Phil McKenzie

Personal information
- Born: 13 June 1963 (age 62) Australia

Playing information
- Position: Hooker
Club
| Years | Team | Pld | T | G | FG | P |
| 1982–83 | Illawarra Steelers | 10 | 1 | 0 | 0 | 4 |
| 1985–86 | Rochdale Hornets | 33 | 19 | 0 | 0 | 76 |
| 1986–93 | Widnes | 213 | 52 | 0 | 0 | 208 |
| 1993–96 | Workington Town |  |  |  |  |  |
|  | Total | 256 | 72 | 0 | 0 | 288 |
- Source:

= Phil McKenzie =

Australian rugby league footballer

Phil McKenzie (born 13 June 1963) is an Australian former professional rugby league footballer who played as a hooker in the 1980s and 1990s.

He started his career in his home country, playing for Illawarra Steelers for two years before moving to England, where he played for Rochdale Hornets, Widnes and Workington Town.

==Playing career==
===Representative career===
Although born in Australia, McKenzie was eligible to play for Great Britain through his Scottish-born father. Despite making himself available for selection however, McKenzie never appeared for Great Britain.

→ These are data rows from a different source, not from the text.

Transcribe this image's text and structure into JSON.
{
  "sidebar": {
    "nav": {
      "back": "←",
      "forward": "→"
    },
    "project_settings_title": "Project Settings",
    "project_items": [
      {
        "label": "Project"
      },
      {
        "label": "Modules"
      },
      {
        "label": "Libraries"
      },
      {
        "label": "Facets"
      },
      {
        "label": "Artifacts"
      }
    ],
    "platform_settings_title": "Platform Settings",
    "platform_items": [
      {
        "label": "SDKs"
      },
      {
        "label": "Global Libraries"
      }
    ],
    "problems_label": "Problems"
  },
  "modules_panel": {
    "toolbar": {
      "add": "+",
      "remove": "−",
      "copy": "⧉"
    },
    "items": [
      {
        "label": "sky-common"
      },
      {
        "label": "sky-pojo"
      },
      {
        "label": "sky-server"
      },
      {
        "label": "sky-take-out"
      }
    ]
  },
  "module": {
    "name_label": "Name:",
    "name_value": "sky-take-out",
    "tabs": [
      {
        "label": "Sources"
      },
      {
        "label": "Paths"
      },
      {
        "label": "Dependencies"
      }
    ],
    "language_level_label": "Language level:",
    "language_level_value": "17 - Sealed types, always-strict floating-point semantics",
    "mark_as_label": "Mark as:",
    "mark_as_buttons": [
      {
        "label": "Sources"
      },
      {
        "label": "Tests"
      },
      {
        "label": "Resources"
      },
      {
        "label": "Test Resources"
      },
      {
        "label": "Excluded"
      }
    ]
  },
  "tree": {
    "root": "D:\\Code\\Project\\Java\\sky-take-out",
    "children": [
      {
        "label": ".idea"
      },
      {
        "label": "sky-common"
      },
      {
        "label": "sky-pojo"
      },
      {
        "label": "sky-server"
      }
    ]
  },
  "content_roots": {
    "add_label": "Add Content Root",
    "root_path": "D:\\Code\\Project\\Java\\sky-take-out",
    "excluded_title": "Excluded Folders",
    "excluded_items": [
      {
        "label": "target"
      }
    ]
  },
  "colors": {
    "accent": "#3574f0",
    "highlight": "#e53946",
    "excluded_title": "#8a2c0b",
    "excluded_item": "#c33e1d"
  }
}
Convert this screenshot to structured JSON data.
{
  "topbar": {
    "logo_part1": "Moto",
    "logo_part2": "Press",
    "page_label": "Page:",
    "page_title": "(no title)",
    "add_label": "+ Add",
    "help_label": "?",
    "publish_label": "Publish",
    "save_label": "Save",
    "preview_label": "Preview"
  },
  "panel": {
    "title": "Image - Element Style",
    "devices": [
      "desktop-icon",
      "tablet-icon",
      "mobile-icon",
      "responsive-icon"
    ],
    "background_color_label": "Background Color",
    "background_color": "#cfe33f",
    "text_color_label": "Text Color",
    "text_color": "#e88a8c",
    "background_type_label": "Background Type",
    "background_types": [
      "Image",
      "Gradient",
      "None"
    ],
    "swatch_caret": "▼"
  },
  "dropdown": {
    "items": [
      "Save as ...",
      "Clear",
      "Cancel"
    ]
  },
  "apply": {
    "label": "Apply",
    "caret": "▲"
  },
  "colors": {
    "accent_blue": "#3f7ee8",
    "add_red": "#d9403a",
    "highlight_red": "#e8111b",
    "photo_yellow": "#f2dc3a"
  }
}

===County Cup Final appearances===
Phil McKenzie played in Widnes' 24-18 victory over Salford in the 1990 Lancashire Cup Final during the 1990–91 season at Central Park, Wigan on Saturday 29 September 1990.

===John Player Special Trophy Final appearances===
Phil McKenzie played in Widnes' 6-12 defeat by Wigan in the 1988–89 John Player Special Trophy Final during the 1988–89 season at Burnden Park, Bolton on Saturday 7 January 1989.